There has been a significant change in market tack in the past 24 hours. A whole string of factors have contrived to turn the market back towards the dollar. The dovish comments from the ECB’s Benoit Coeure, the dip into deflation in the UK and the stronger than expected Housing Starts in the US. A triple-whammy of good news and traders have really ran with it. Today is equally as important though for the near term market outlook as we need to see a series of confirmations on these markets to suggest that it was not just a flash in the pan. All too often in recent weeks the dollar has had negated bullish moves as the correction has continued. There is as yet no sign that Treasury yields have reversing their recent gains, whilst I remain concerned that Wall Street is still moving on a “bad news is good” track (extremely strong housing starts caused stocks to consolidate yesterday).
The S&P 500 closed slightly lower by 0.1% although it did make another intraday all-time high. Asian markets have been boosted by the stronger dollar, but also the news that Japanese GDP grew an annualised 2.4% in Q1 which was way above the 1.5% that had been predicted. European markets are mixed at the open.

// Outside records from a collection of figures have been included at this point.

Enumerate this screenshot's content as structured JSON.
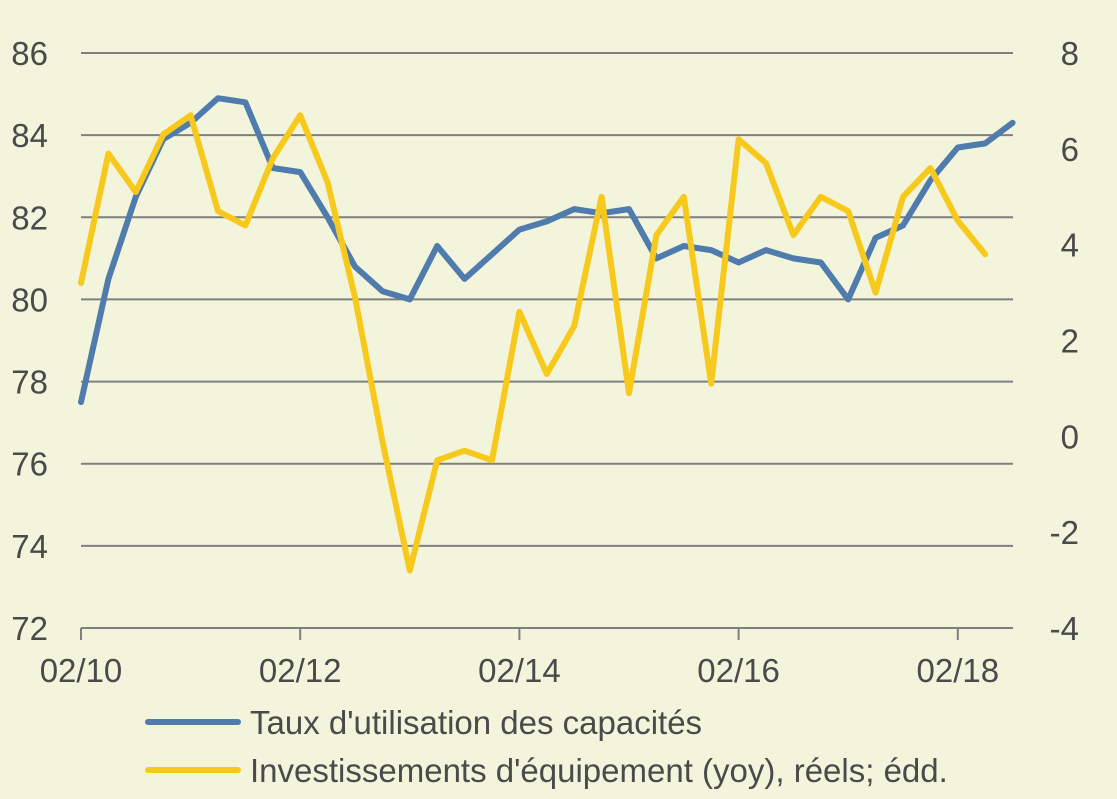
{
  "chart_data": {
    "type": "line",
    "title": "",
    "x": [
      "02/10",
      "05/10",
      "08/10",
      "11/10",
      "02/11",
      "05/11",
      "08/11",
      "11/11",
      "02/12",
      "05/12",
      "08/12",
      "11/12",
      "02/13",
      "05/13",
      "08/13",
      "11/13",
      "02/14",
      "05/14",
      "08/14",
      "11/14",
      "02/15",
      "05/15",
      "08/15",
      "11/15",
      "02/16",
      "05/16",
      "08/16",
      "11/16",
      "02/17",
      "05/17",
      "08/17",
      "11/17",
      "02/18",
      "05/18",
      "08/18"
    ],
    "x_tick_labels": [
      "02/10",
      "02/12",
      "02/14",
      "02/16",
      "02/18"
    ],
    "y_left": {
      "ticks": [
        72,
        74,
        76,
        78,
        80,
        82,
        84,
        86
      ],
      "ylim": [
        72,
        86
      ]
    },
    "y_right": {
      "ticks": [
        -4,
        -2,
        0,
        2,
        4,
        6,
        8
      ],
      "ylim": [
        -4,
        8
      ]
    },
    "grid": true,
    "legend_position": "bottom",
    "series": [
      {
        "name": "Taux d'utilisation des capacités",
        "axis": "left",
        "color": "#4f7bad",
        "values": [
          77.5,
          80.5,
          82.5,
          83.9,
          84.3,
          84.9,
          84.8,
          83.2,
          83.1,
          82.0,
          80.8,
          80.2,
          80.0,
          81.3,
          80.5,
          81.1,
          81.7,
          81.9,
          82.2,
          82.1,
          82.2,
          81.0,
          81.3,
          81.2,
          80.9,
          81.2,
          81.0,
          80.9,
          80.0,
          81.5,
          81.8,
          82.9,
          83.7,
          83.8,
          84.3
        ]
      },
      {
        "name": "Investissements d'équipement (yoy), réels; édd.",
        "axis": "right",
        "color": "#f7c91c",
        "values": [
          3.2,
          5.9,
          5.1,
          6.3,
          6.7,
          4.7,
          4.4,
          5.8,
          6.7,
          5.3,
          2.9,
          -0.1,
          -2.8,
          -0.5,
          -0.3,
          -0.5,
          2.6,
          1.3,
          2.3,
          5.0,
          0.9,
          4.2,
          5.0,
          1.1,
          6.2,
          5.7,
          4.2,
          5.0,
          4.7,
          3.0,
          5.0,
          5.6,
          4.5,
          3.8,
          null
        ]
      }
    ]
  },
  "colors": {
    "background": "#f2f5dc",
    "grid": "#7f7f7f",
    "text": "#4a4a4a"
  }
}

Forex markets show that the euro is under further pressure today as the European session has got going. This certainly looks to be the end of the recent rally. The dollar looks to be stronger across most of the majors once more today. The stronger dollar is also impacting across precious metals with both gold and silver weaker.
Markets are looking out for the meeting minutes of the Federal Reserve today at 1900BST. The FOMC statement gave a rather uncertain outlook for the prospect of a rate hike and more information over how “transitory” the recent weak economic data is would be of interest. Before that, the Bank of England gives its own minutes with a unanimous call for holding rates expected.